Common sources of excessive energy consumption:

  • Poll instead of using interrupts. this prevents the processor from moving to lower power levels. Low power consumption can reduce processor consumption by an order of magnitude

  • Use interrupt intervals that are too small. A common mistake is that a shorter polling interval, say 10 ms, leads to a faster response. If the ability of your application / user to respond to requests is 500 ms, then 10 ms only so that the processor does not sleep and does not chew energy.

  • All that is transmitted is pigs receiving less, but still bad (WiFi, GPS, Bluetooth, etc., as mentioned above). Minimize their use.

  • Peripheral devices also have low power states. Uses them sparingly to keep them in a lower energy state.

Power Measurement Comments:

  • Monitoring itself can lead to excessive energy consumption. The power of control is very complex.
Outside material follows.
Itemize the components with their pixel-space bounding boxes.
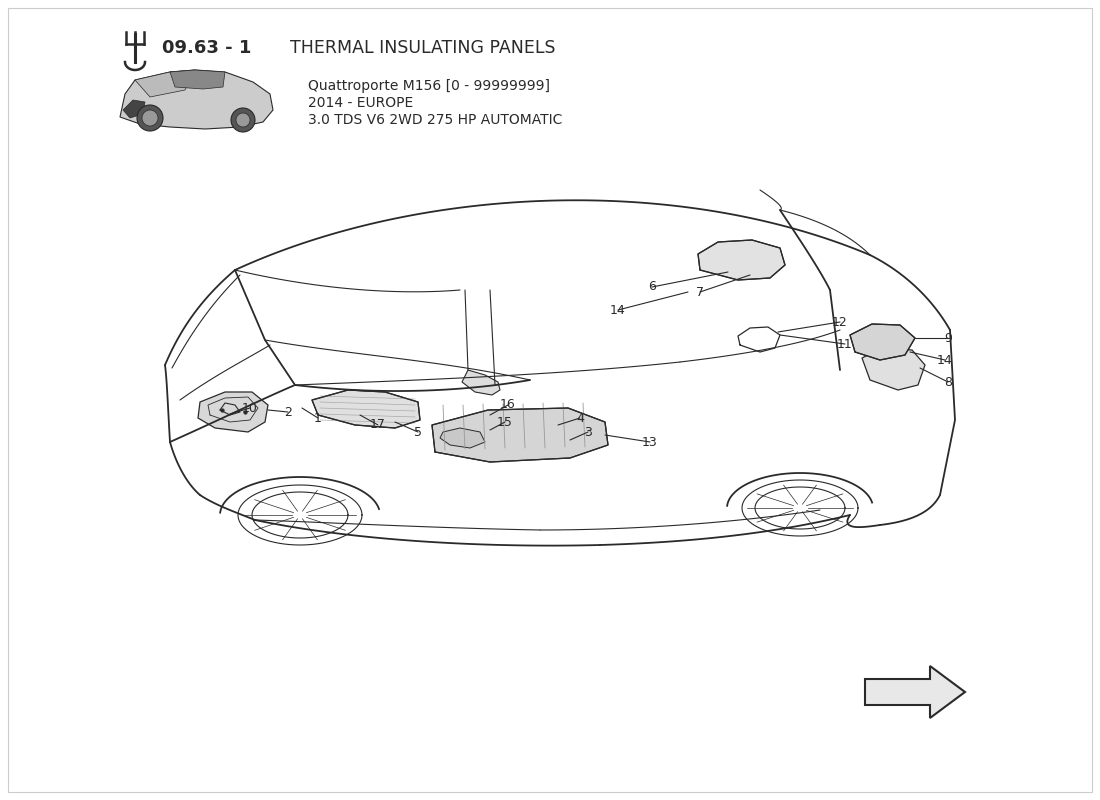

Monitoring uses interrupts or polls that support the processor / device and are in a high power state.

  • Most monitoring comes from the OS, which may or may not be from “real” HW measurements versus “SW guesses”.

  • Trying to be accurate really means more frequent measurements, which, you guessed it, make the processor and devices stay awake.

I suggest that you carefully familiarize yourself with what sampling interval you really need, and design the application to allow the processor and devices to relax as much as possible.